In a couple of months, it will be the one with ConAgra written on its label. ConAgra announced in November that it reached a deal to buy Ralcorp for about $7 billion, including nearly $5 billion in cash and the assumption of debt.

The deal is expected to close in March and would create a $4.5 billion annual private label food manufacturer, working side-by-side with the national brand business that makes up nearly half of ConAgra’s annual sales.

“It’s so compelling because of the growth we see in store brands,” ConAgra President of Sales Doug Knudsen told PLBuyer. “We know how important store brands are with our customers. It’s very important to us, and acquisitions we’ve made – National Pretzel has a significant private label business – we really like and we like the growth prospects of it.”

The deal came as a surprise and shock to many after Ralcorp three times rejected bids from ConAgra in 2011. But the acquisition of Ralcorp stock by Corvex Management LP – a private-equity group that immediately agitated for an acquisition or sale by Ralcorp – appeared to have changed the landscape. And executives from both companies said the discussions on the deal went smoothly.

“The agreement process was a friendly, collaborative one,” ConAgra Foods CEO Gary Rodkin said on a conference call announcing the deal. “We’ve enjoyed getting to know Ralcorp’s senior management team. We have great respect for them. … This makes us very comfortable we can deliver on the promise of this transaction.”

Ralcorp CEO Kevin Hunt said the process brought the two sides closer together, and was a win for creating shareholder value for his company.

“This is truly an exciting day for Ralcorp, our shareholders, our employees, and our valued customers,” Hunt said on the conference call. “The two teams (have been) getting to know each other and gaining an understanding of the commonalities we have. We think this combination will be a great fit.”

The move also came after Ralcorp initiated a restructuring plan this summer that aligned its food groups into one center-store division. It was then, Wisner Marketing Group President Jim Wisner said, that he began to think that something was in the works.

“The way it was announced, sort of a fait accompli, this had to be going on for a couple months,” he said. “If you go back and look at it, ConAgra paid less than they said they wanted to at first, they got it without Post – which they didn’t want, I think – and (Ralcorp) recouped some of the money from Post.

“The reorganization was intriguing. It looked like, do you really want to do that? They had a couple divisions that were apples and oranges, so it was curious why they’d move in that direction. I suspect it was because they were working on this deal.”

A future with two of the major private label food manufacturers joining forces shows the continued strength of the industry, said Willard Bishop Managing Partner Jim Hertal.

“I think the real news in this is beyond the transaction, one of the premier branded companies, ConAgra, is known more for the branded side, but now looks like they will consummate a large deal and be more invested in private brands,” he said. “I think this is really a recognition that private label is here to stay.”

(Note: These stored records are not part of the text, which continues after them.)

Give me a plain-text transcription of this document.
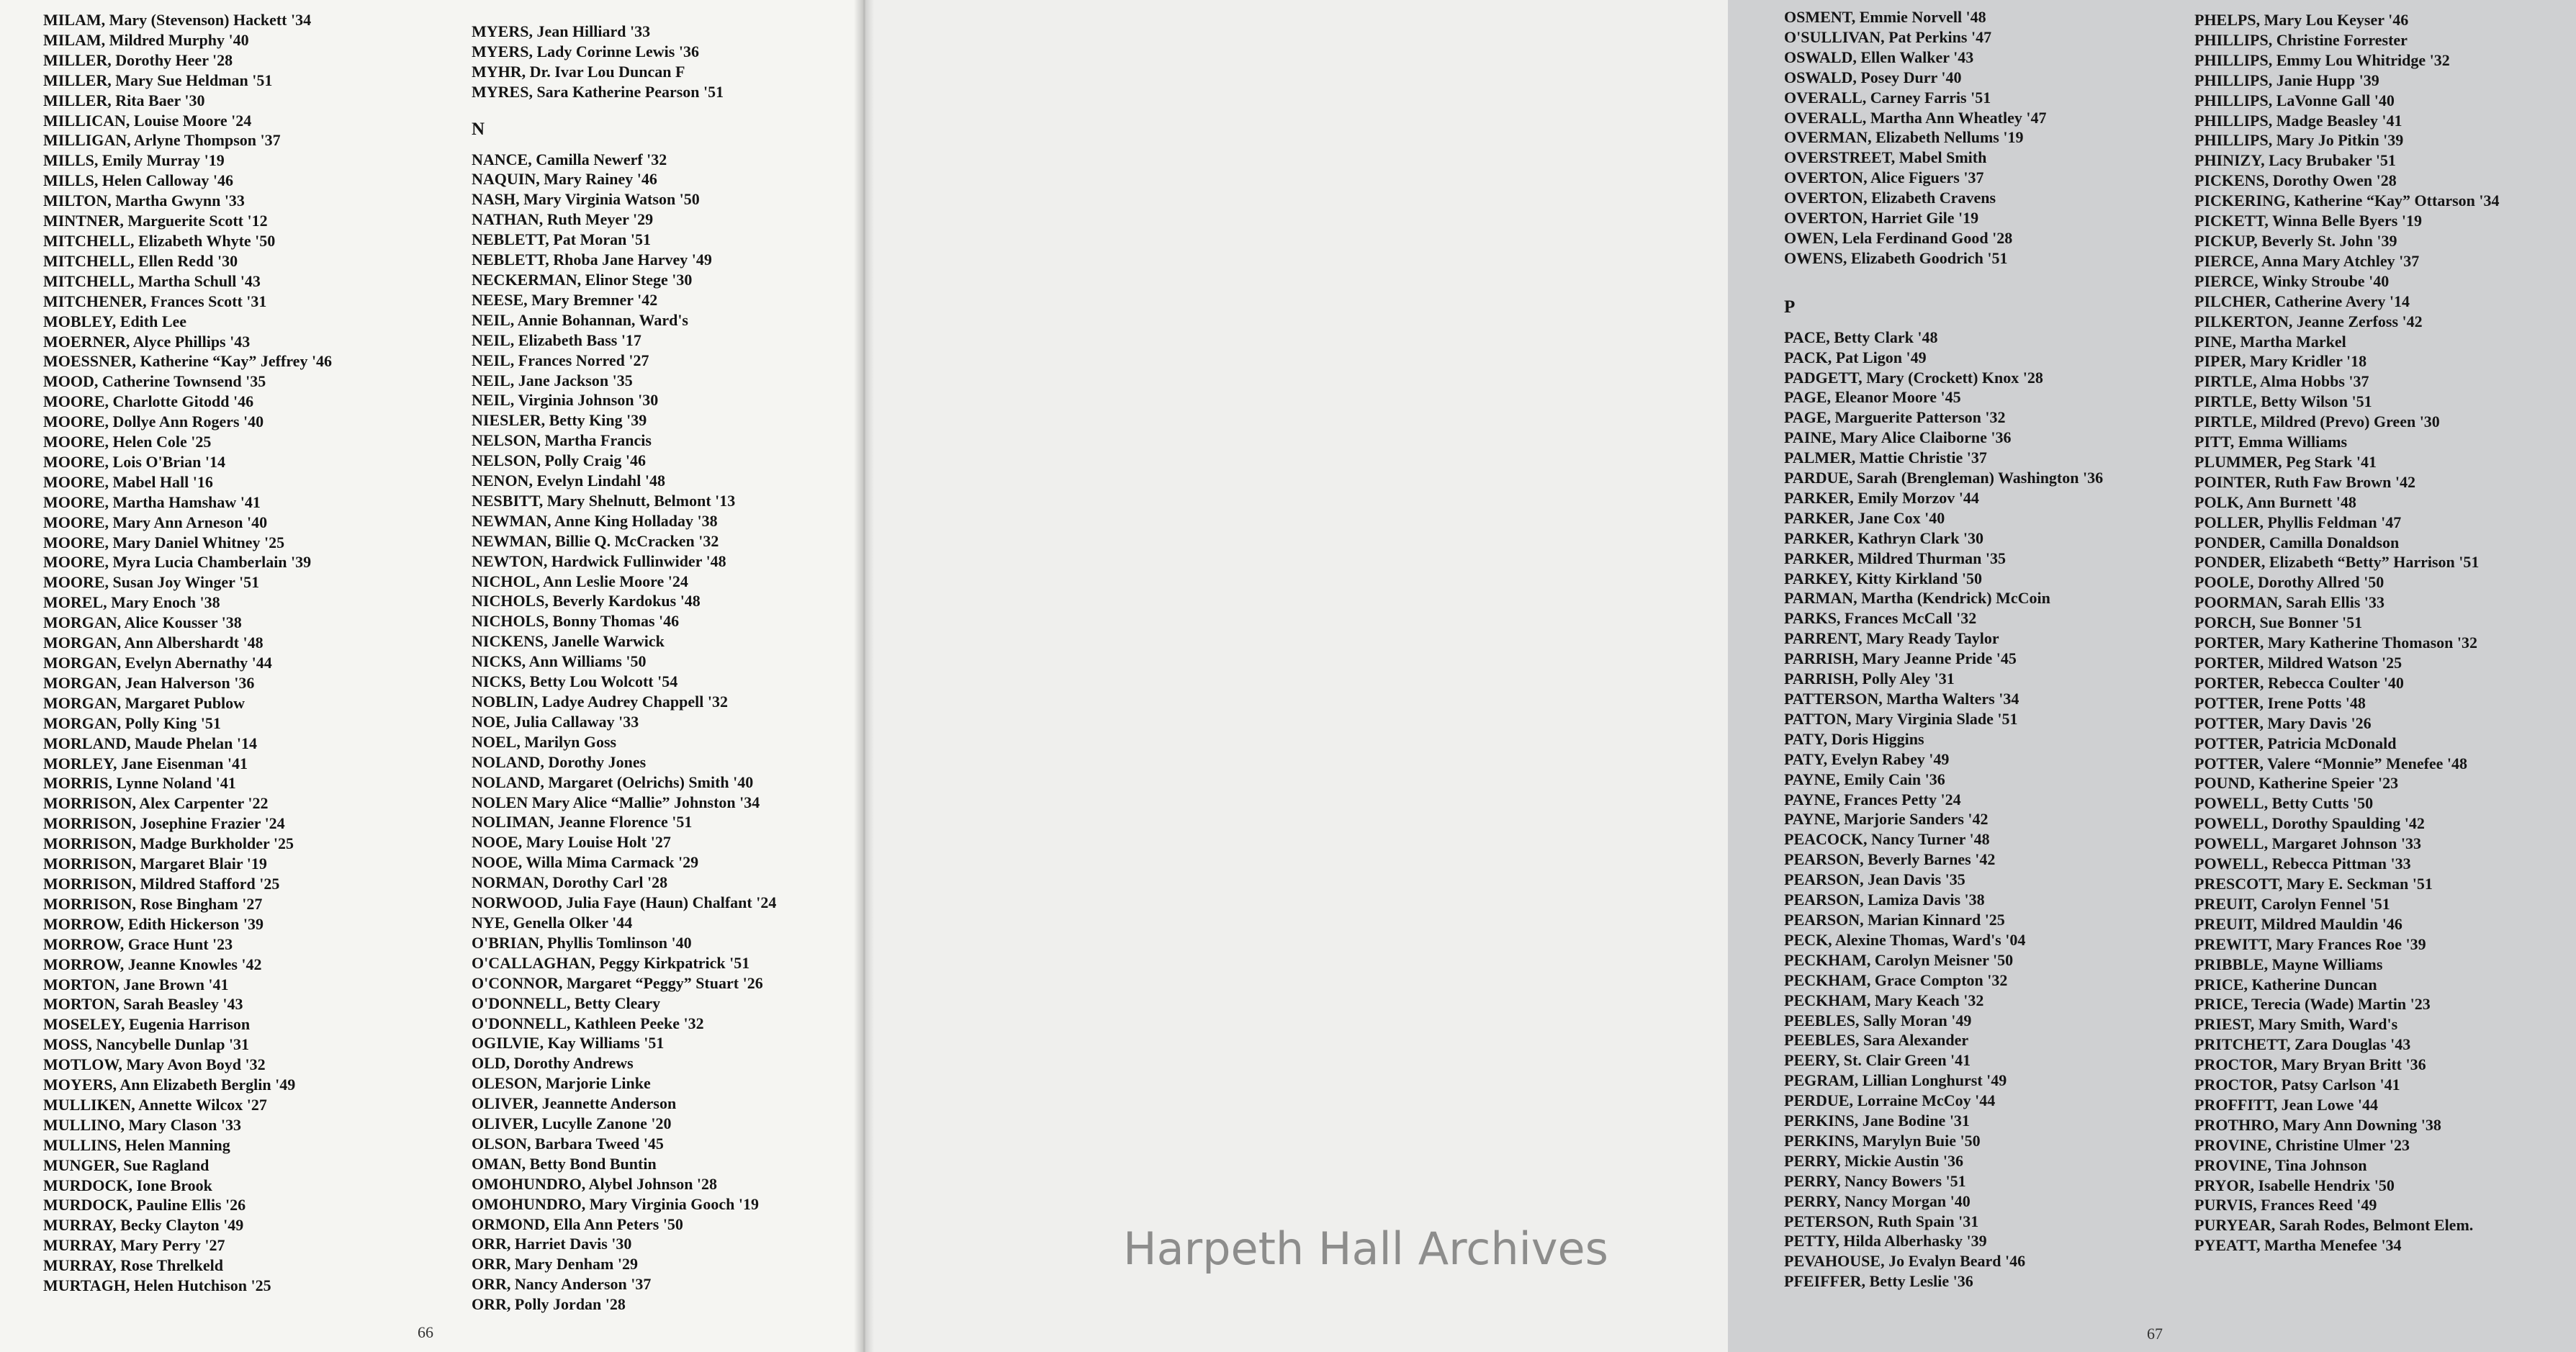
MILAM, Mary (Stevenson) Hackett '34
MILAM, Mildred Murphy '40
MILLER, Dorothy Heer '28
MILLER, Mary Sue Heldman '51
MILLER, Rita Baer '30
MILLICAN, Louise Moore '24
MILLIGAN, Arlyne Thompson '37
MILLS, Emily Murray '19
MILLS, Helen Calloway '46
MILTON, Martha Gwynn '33
MINTNER, Marguerite Scott '12
MITCHELL, Elizabeth Whyte '50
MITCHELL, Ellen Redd '30
MITCHELL, Martha Schull '43
MITCHENER, Frances Scott '31
MOBLEY, Edith Lee
MOERNER, Alyce Phillips '43
MOESSNER, Katherine “Kay” Jeffrey '46
MOOD, Catherine Townsend '35
MOORE, Charlotte Gitodd '46
MOORE, Dollye Ann Rogers '40
MOORE, Helen Cole '25
MOORE, Lois O'Brian '14
MOORE, Mabel Hall '16
MOORE, Martha Hamshaw '41
MOORE, Mary Ann Arneson '40
MOORE, Mary Daniel Whitney '25
MOORE, Myra Lucia Chamberlain '39
MOORE, Susan Joy Winger '51
MOREL, Mary Enoch '38
MORGAN, Alice Kousser '38
MORGAN, Ann Albershardt '48
MORGAN, Evelyn Abernathy '44
MORGAN, Jean Halverson '36
MORGAN, Margaret Publow
MORGAN, Polly King '51
MORLAND, Maude Phelan '14
MORLEY, Jane Eisenman '41
MORRIS, Lynne Noland '41
MORRISON, Alex Carpenter '22
MORRISON, Josephine Frazier '24
MORRISON, Madge Burkholder '25
MORRISON, Margaret Blair '19
MORRISON, Mildred Stafford '25
MORRISON, Rose Bingham '27
MORROW, Edith Hickerson '39
MORROW, Grace Hunt '23
MORROW, Jeanne Knowles '42
MORTON, Jane Brown '41
MORTON, Sarah Beasley '43
MOSELEY, Eugenia Harrison
MOSS, Nancybelle Dunlap '31
MOTLOW, Mary Avon Boyd '32
MOYERS, Ann Elizabeth Berglin '49
MULLIKEN, Annette Wilcox '27
MULLINO, Mary Clason '33
MULLINS, Helen Manning
MUNGER, Sue Ragland
MURDOCK, Ione Brook
MURDOCK, Pauline Ellis '26
MURRAY, Becky Clayton '49
MURRAY, Mary Perry '27
MURRAY, Rose Threlkeld
MURTAGH, Helen Hutchison '25
MYERS, Jean Hilliard '33
MYERS, Lady Corinne Lewis '36
MYHR, Dr. Ivar Lou Duncan F
MYRES, Sara Katherine Pearson '51
N
NANCE, Camilla Newerf '32
NAQUIN, Mary Rainey '46
NASH, Mary Virginia Watson '50
NATHAN, Ruth Meyer '29
NEBLETT, Pat Moran '51
NEBLETT, Rhoba Jane Harvey '49
NECKERMAN, Elinor Stege '30
NEESE, Mary Bremner '42
NEIL, Annie Bohannan, Ward's
NEIL, Elizabeth Bass '17
NEIL, Frances Norred '27
NEIL, Jane Jackson '35
NEIL, Virginia Johnson '30
NIESLER, Betty King '39
NELSON, Martha Francis
NELSON, Polly Craig '46
NENON, Evelyn Lindahl '48
NESBITT, Mary Shelnutt, Belmont '13
NEWMAN, Anne King Holladay '38
NEWMAN, Billie Q. McCracken '32
NEWTON, Hardwick Fullinwider '48
NICHOL, Ann Leslie Moore '24
NICHOLS, Beverly Kardokus '48
NICHOLS, Bonny Thomas '46
NICKENS, Janelle Warwick
NICKS, Ann Williams '50
NICKS, Betty Lou Wolcott '54
NOBLIN, Ladye Audrey Chappell '32
NOE, Julia Callaway '33
NOEL, Marilyn Goss
NOLAND, Dorothy Jones
NOLAND, Margaret (Oelrichs) Smith '40
NOLEN Mary Alice “Mallie” Johnston '34
NOLIMAN, Jeanne Florence '51
NOOE, Mary Louise Holt '27
NOOE, Willa Mima Carmack '29
NORMAN, Dorothy Carl '28
NORWOOD, Julia Faye (Haun) Chalfant '24
NYE, Genella Olker '44
O'BRIAN, Phyllis Tomlinson '40
O'CALLAGHAN, Peggy Kirkpatrick '51
O'CONNOR, Margaret “Peggy” Stuart '26
O'DONNELL, Betty Cleary
O'DONNELL, Kathleen Peeke '32
OGILVIE, Kay Williams '51
OLD, Dorothy Andrews
OLESON, Marjorie Linke
OLIVER, Jeannette Anderson
OLIVER, Lucylle Zanone '20
OLSON, Barbara Tweed '45
OMAN, Betty Bond Buntin
OMOHUNDRO, Alybel Johnson '28
OMOHUNDRO, Mary Virginia Gooch '19
ORMOND, Ella Ann Peters '50
ORR, Harriet Davis '30
ORR, Mary Denham '29
ORR, Nancy Anderson '37
ORR, Polly Jordan '28
66
OSMENT, Emmie Norvell '48
O'SULLIVAN, Pat Perkins '47
OSWALD, Ellen Walker '43
OSWALD, Posey Durr '40
OVERALL, Carney Farris '51
OVERALL, Martha Ann Wheatley '47
OVERMAN, Elizabeth Nellums '19
OVERSTREET, Mabel Smith
OVERTON, Alice Figuers '37
OVERTON, Elizabeth Cravens
OVERTON, Harriet Gile '19
OWEN, Lela Ferdinand Good '28
OWENS, Elizabeth Goodrich '51
P
PACE, Betty Clark '48
PACK, Pat Ligon '49
PADGETT, Mary (Crockett) Knox '28
PAGE, Eleanor Moore '45
PAGE, Marguerite Patterson '32
PAINE, Mary Alice Claiborne '36
PALMER, Mattie Christie '37
PARDUE, Sarah (Brengleman) Washington '36
PARKER, Emily Morzov '44
PARKER, Jane Cox '40
PARKER, Kathryn Clark '30
PARKER, Mildred Thurman '35
PARKEY, Kitty Kirkland '50
PARMAN, Martha (Kendrick) McCoin
PARKS, Frances McCall '32
PARRENT, Mary Ready Taylor
PARRISH, Mary Jeanne Pride '45
PARRISH, Polly Aley '31
PATTERSON, Martha Walters '34
PATTON, Mary Virginia Slade '51
PATY, Doris Higgins
PATY, Evelyn Rabey '49
PAYNE, Emily Cain '36
PAYNE, Frances Petty '24
PAYNE, Marjorie Sanders '42
PEACOCK, Nancy Turner '48
PEARSON, Beverly Barnes '42
PEARSON, Jean Davis '35
PEARSON, Lamiza Davis '38
PEARSON, Marian Kinnard '25
PECK, Alexine Thomas, Ward's '04
PECKHAM, Carolyn Meisner '50
PECKHAM, Grace Compton '32
PECKHAM, Mary Keach '32
PEEBLES, Sally Moran '49
PEEBLES, Sara Alexander
PEERY, St. Clair Green '41
PEGRAM, Lillian Longhurst '49
PERDUE, Lorraine McCoy '44
PERKINS, Jane Bodine '31
PERKINS, Marylyn Buie '50
PERRY, Mickie Austin '36
PERRY, Nancy Bowers '51
PERRY, Nancy Morgan '40
PETERSON, Ruth Spain '31
PETTY, Hilda Alberhasky '39
PEVAHOUSE, Jo Evalyn Beard '46
PFEIFFER, Betty Leslie '36
PHELPS, Mary Lou Keyser '46
PHILLIPS, Christine Forrester
PHILLIPS, Emmy Lou Whitridge '32
PHILLIPS, Janie Hupp '39
PHILLIPS, LaVonne Gall '40
PHILLIPS, Madge Beasley '41
PHILLIPS, Mary Jo Pitkin '39
PHINIZY, Lacy Brubaker '51
PICKENS, Dorothy Owen '28
PICKERING, Katherine “Kay” Ottarson '34
PICKETT, Winna Belle Byers '19
PICKUP, Beverly St. John '39
PIERCE, Anna Mary Atchley '37
PIERCE, Winky Stroube '40
PILCHER, Catherine Avery '14
PILKERTON, Jeanne Zerfoss '42
PINE, Martha Markel
PIPER, Mary Kridler '18
PIRTLE, Alma Hobbs '37
PIRTLE, Betty Wilson '51
PIRTLE, Mildred (Prevo) Green '30
PITT, Emma Williams
PLUMMER, Peg Stark '41
POINTER, Ruth Faw Brown '42
POLK, Ann Burnett '48
POLLER, Phyllis Feldman '47
PONDER, Camilla Donaldson
PONDER, Elizabeth “Betty” Harrison '51
POOLE, Dorothy Allred '50
POORMAN, Sarah Ellis '33
PORCH, Sue Bonner '51
PORTER, Mary Katherine Thomason '32
PORTER, Mildred Watson '25
PORTER, Rebecca Coulter '40
POTTER, Irene Potts '48
POTTER, Mary Davis '26
POTTER, Patricia McDonald
POTTER, Valere “Monnie” Menefee '48
POUND, Katherine Speier '23
POWELL, Betty Cutts '50
POWELL, Dorothy Spaulding '42
POWELL, Margaret Johnson '33
POWELL, Rebecca Pittman '33
PRESCOTT, Mary E. Seckman '51
PREUIT, Carolyn Fennel '51
PREUIT, Mildred Mauldin '46
PREWITT, Mary Frances Roe '39
PRIBBLE, Mayne Williams
PRICE, Katherine Duncan
PRICE, Terecia (Wade) Martin '23
PRIEST, Mary Smith, Ward's
PRITCHETT, Zara Douglas '43
PROCTOR, Mary Bryan Britt '36
PROCTOR, Patsy Carlson '41
PROFFITT, Jean Lowe '44
PROTHRO, Mary Ann Downing '38
PROVINE, Christine Ulmer '23
PROVINE, Tina Johnson
PRYOR, Isabelle Hendrix '50
PURVIS, Frances Reed '49
PURYEAR, Sarah Rodes, Belmont Elem.
PYEATT, Martha Menefee '34
67
Harpeth Hall Archives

Lash said that the emphasis toward private label could help ConAgra’s branded work as well.

“We’ve long believed that ConAgra’s second- and third-tier brands lack equity and pricing to their peers, and we think that with this, ConAgra will be able to benefit as the consumer looks for lower-priced products,” she said. “We also believe it will enhance relations with retailers who are looking for those options.”

And ConAgra’s Knudsen said the deal would help his sales team be able to take a broad portfolio out to their customers, and Ralcorp’s customers, featuring both national brand and private label options.

“We do think it does give us opportunities because of the importance of customers’ brands to the business,” he said. “It makes us somewhat unique in this industry, and we think we can use and leverage that as a strong connection point with our customer.”

And that, said Newmarketbuilders President Carol Speckerman, appears to be the right course for the future of the industry.

“I think most companies think of private brands as an either-or proposition, but they should coexist,” she said. “Private brands and national brand portfolios ideally belong together.”